Once healthcare reform has run its course, look for the industry to ratchet up M&A activity. Consolidation will accelerate in the services, managed care and pharma sectors, driven by the need to reduce costs and increase productivity. Watch for seasoned leaders to embark on new ventures to shake up the business-as-usual model. The pharmaceuticals sector will continue pursue smaller acquisition targets, and explore areas less dependent on government, such as consumer product applications, animal health, vaccines, and biologics.
• Entertainment and Media:
Despite a sluggish economy, the Entertainment and Media sector still managed to pull off several high-profile entertainment deals in the second half of 2009. Look for strategic buyers to focus their efforts on content- and distribution-oriented acquisitions, both domestically and internationally, in response to favorable pricing in the market, as well as continuing to explore new media opportunities.
Other factors influencing M&A activity in 2010 may include the following scenarios:
• Private equity's ability to exit through Initial Public Offerings (IPOs) or acquisitions:
The IPO market has been re-established as a viable exit vehicle for private equity investments.

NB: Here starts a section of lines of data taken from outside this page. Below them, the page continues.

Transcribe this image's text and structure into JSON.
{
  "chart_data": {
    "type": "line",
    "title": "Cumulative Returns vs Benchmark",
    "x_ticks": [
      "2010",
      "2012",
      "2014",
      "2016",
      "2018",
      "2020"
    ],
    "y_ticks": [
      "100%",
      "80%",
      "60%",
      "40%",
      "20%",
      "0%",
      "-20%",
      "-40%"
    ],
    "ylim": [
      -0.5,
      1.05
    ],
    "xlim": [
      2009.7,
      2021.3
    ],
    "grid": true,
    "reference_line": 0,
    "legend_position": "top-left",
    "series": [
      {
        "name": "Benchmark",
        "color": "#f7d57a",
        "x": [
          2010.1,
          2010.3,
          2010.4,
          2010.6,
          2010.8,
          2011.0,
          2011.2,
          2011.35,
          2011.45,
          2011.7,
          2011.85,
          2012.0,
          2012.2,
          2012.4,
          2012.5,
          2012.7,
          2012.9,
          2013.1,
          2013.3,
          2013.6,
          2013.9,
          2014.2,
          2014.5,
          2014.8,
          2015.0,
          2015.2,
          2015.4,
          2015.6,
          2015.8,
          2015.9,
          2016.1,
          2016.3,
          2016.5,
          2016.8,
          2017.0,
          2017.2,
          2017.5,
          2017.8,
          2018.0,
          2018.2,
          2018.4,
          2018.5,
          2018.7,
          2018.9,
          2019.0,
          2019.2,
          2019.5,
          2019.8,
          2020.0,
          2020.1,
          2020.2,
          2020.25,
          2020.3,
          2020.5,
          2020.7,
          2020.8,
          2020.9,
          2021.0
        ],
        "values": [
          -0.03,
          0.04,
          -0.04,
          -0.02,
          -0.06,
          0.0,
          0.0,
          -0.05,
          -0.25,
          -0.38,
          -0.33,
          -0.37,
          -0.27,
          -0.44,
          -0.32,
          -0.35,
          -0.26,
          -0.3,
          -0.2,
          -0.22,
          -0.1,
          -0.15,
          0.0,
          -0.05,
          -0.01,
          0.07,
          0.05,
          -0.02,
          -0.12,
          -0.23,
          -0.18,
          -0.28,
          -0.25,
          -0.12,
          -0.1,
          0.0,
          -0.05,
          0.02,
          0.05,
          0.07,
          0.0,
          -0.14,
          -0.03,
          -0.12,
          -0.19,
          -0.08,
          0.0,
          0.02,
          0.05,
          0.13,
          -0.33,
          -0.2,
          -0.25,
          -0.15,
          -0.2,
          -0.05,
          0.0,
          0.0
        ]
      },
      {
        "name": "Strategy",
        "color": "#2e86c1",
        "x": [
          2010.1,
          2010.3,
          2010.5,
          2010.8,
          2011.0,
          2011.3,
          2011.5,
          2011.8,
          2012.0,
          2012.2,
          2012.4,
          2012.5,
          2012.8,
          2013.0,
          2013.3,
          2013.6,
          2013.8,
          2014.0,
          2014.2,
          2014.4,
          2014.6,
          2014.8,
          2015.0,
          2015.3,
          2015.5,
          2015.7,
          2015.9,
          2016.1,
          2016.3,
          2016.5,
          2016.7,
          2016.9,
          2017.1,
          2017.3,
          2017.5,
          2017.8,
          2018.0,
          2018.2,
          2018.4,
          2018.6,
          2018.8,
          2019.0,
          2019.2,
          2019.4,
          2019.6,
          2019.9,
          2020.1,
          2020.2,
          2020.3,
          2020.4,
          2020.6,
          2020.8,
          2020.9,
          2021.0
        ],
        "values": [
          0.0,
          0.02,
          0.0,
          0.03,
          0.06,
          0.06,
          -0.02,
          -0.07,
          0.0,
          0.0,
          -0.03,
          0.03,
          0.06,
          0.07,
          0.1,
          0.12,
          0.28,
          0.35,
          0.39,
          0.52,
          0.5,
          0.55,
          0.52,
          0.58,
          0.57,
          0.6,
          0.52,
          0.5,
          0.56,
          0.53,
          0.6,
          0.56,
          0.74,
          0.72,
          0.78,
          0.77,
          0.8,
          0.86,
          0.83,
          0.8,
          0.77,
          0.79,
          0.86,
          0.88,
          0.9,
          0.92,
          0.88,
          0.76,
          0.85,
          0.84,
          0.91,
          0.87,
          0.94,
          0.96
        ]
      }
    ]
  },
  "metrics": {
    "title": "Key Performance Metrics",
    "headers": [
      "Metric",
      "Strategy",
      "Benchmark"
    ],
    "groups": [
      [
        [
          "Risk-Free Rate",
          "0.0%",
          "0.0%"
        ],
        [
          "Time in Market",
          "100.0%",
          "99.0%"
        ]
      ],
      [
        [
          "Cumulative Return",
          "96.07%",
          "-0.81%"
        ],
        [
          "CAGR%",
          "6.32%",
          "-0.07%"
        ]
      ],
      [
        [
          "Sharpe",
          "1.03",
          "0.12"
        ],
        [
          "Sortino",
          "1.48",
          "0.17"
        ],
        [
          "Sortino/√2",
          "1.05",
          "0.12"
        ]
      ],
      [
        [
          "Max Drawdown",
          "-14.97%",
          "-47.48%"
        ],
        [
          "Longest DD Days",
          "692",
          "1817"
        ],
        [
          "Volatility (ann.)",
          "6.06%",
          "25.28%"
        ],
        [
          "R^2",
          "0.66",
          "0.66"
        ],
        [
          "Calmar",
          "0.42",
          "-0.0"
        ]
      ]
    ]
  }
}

IPO activity in Q4 of 2009 is expected to be the strongest quarter since 2007, with PE-backed deals contributing the majority of the volume in this deal channel. Assuming the equity markets do not experience a significant correction, PwC expects IPO activity to continue to increase in 2010.
• The "Wild Card":
How much would an economic double-dip rain on the M&A party? "We see continued weakness in key fundamental indicators, not the least of which is consumer demand," said Filek. "However, while we may see some challenges and market disappointments in 2010, the underlying fundamentals will outweigh the short-term stress, and companies will stay committed to their strategic vision and complete a lot of transactions in 2010."